As noted in the MacAskill essay you mentioned, AGI/ASI may also accelerate other factors like grabbing solar space resources & potentially defense dominant deep space settlement, rapidly moving toward technological maturity, and various other forces increasing the likelihood of local and global lock-in, enabled by advanced AI.
So overall I think the concern is that AI may cause a dramatic relatively near-term acceleration of path dependence and lock-in dynamics, and that this is very severely neglected compared to AI related extinction risk, which seem like the biggest extinction risk.
I think trajectory change is in fact so neglected that it’s hard to even say how tractable it is because barely anyone has looked at it, and it seems worth having at least a few people looking at it.
I think there’s also a sociological factor that MacAskill and Forethought, which have something not too far off from the the above view, have been really trying to raise the profile of these ideas since at least “What We Owe The Future” (although to be clear I know there are several longtermists who helped innovate these views and quite a lot of longtermists who are sympathetic to this kind of stuff, I just think MacAskill/Forethought have been most effective.)

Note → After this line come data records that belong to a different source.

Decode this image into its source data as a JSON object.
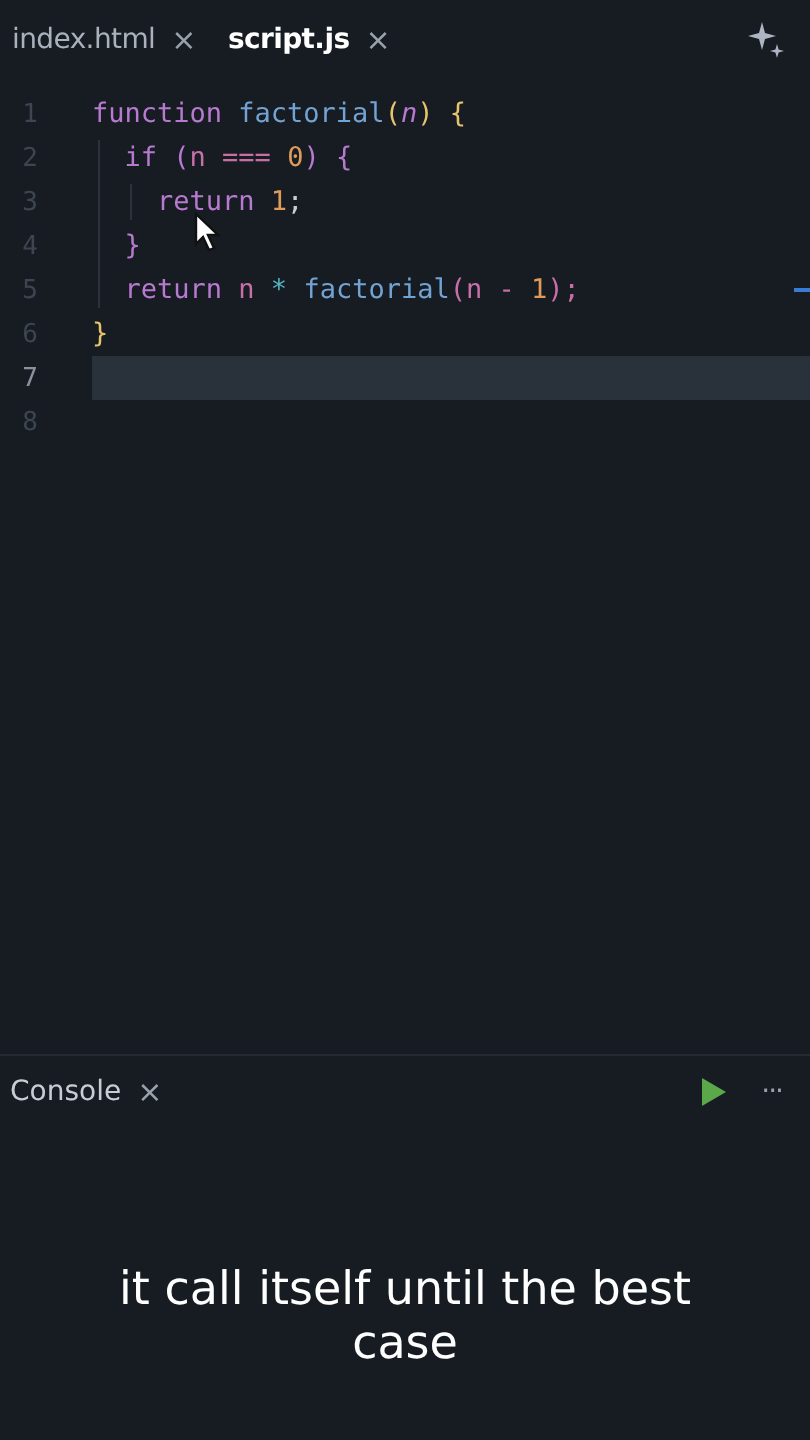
{
  "tabs": [
    {
      "label": "index.html",
      "close": "×",
      "selected": false
    },
    {
      "label": "script.js",
      "close": "×",
      "selected": true
    }
  ],
  "editor": {
    "lines": [
      {
        "number": "1",
        "current": false,
        "tokens": [
          {
            "kind": "keyword",
            "text": "function "
          },
          {
            "kind": "function",
            "text": "factorial"
          },
          {
            "kind": "bracket",
            "text": "("
          },
          {
            "kind": "param",
            "text": "n"
          },
          {
            "kind": "bracket",
            "text": ") {"
          }
        ]
      },
      {
        "number": "2",
        "current": false,
        "tokens": [
          {
            "kind": "keyword",
            "text": "  if ("
          },
          {
            "kind": "variable",
            "text": "n === "
          },
          {
            "kind": "number",
            "text": "0"
          },
          {
            "kind": "keyword",
            "text": ") {"
          }
        ]
      },
      {
        "number": "3",
        "current": false,
        "tokens": [
          {
            "kind": "keyword",
            "text": "    return "
          },
          {
            "kind": "number",
            "text": "1"
          },
          {
            "kind": "plain",
            "text": ";"
          }
        ]
      },
      {
        "number": "4",
        "current": false,
        "tokens": [
          {
            "kind": "keyword",
            "text": "  }"
          }
        ]
      },
      {
        "number": "5",
        "current": false,
        "tokens": [
          {
            "kind": "keyword",
            "text": "  return "
          },
          {
            "kind": "variable",
            "text": "n "
          },
          {
            "kind": "operator",
            "text": "* "
          },
          {
            "kind": "function",
            "text": "factorial"
          },
          {
            "kind": "variable",
            "text": "(n - "
          },
          {
            "kind": "number",
            "text": "1"
          },
          {
            "kind": "variable",
            "text": ");"
          }
        ]
      },
      {
        "number": "6",
        "current": false,
        "tokens": [
          {
            "kind": "bracket",
            "text": "}"
          }
        ]
      },
      {
        "number": "7",
        "current": true
      },
      {
        "number": "8",
        "current": false
      }
    ]
  },
  "console": {
    "title": "Console",
    "close": "×",
    "more": "···"
  },
  "caption": "it call itself until the best case"
}
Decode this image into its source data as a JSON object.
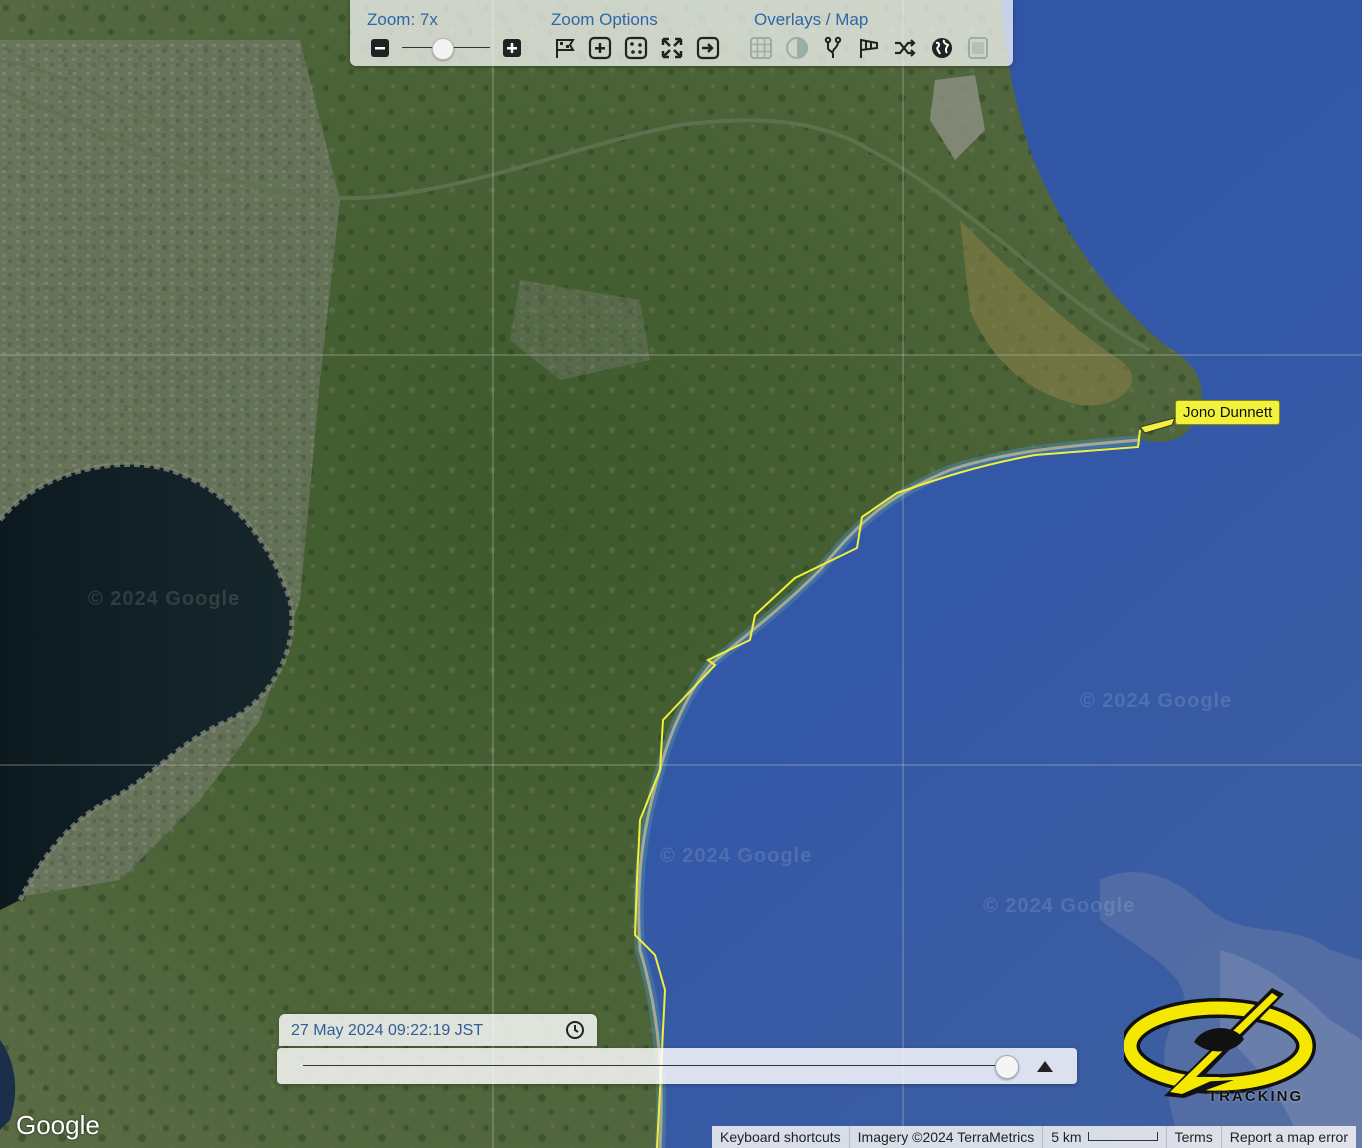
{
  "controls": {
    "zoom_label": "Zoom: 7x",
    "zoom_options_label": "Zoom Options",
    "overlays_label": "Overlays / Map",
    "zoom_level": 0.45,
    "icons": {
      "zoom_out": "minus-icon",
      "zoom_in": "plus-icon",
      "leaderboard": "flags-icon",
      "zoom_to_boat": "plus-square-icon",
      "zoom_to_all": "dots-icon",
      "full_extent": "expand-arrows-icon",
      "follow": "arrow-right-icon",
      "grid": "grid-icon",
      "day_night": "contrast-icon",
      "tracks": "fork-icon",
      "wind": "windsock-icon",
      "shuffle": "shuffle-icon",
      "globe": "globe-icon",
      "layer": "layer-icon"
    }
  },
  "boat": {
    "name": "Jono Dunnett",
    "color": "#f2f23c"
  },
  "time": {
    "label": "27 May 2024 09:22:19 JST",
    "slider_position": 0.99
  },
  "logo": {
    "text": "TRACKING",
    "color": "#f5e800"
  },
  "map": {
    "google_logo": "Google",
    "watermark": "© 2024 Google",
    "water_color": "#2c4f9c",
    "track_color": "#f0f03a"
  },
  "attribution": {
    "keyboard": "Keyboard shortcuts",
    "imagery": "Imagery ©2024 TerraMetrics",
    "scale": "5 km",
    "terms": "Terms",
    "report": "Report a map error"
  }
}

This is a bit more speculative, but I also think that perhaps when the whole shift from “longtermist” framing to “x-risk” framing occured, a lot of the people who cared most about/were most comparatively advantaged at work on extinction just stopped calling themselves longtermists, or at least stop emphasizing this, as they saw this as a liability, whereas people who cared about/were comparatively advantaged at work on the trajectory of the future were much more likely to continue calling themselves longtermists; so part of it might be that, not only did longtermists start focusing more on this stuff, but that people who care about extinction stopped calling themselves longtermists, making it seem like a higher proportion of longtermists now care more about non-extinction issues.
While I don’t know if this was counterfactual, I requested the “Existential Choices Debate” on this topic and spent most of last year researching and writing a yet-to-be-published essay containing a lot of my own views essentially comparing extinction vs. trajectory change as cause areas, which you may find relevant.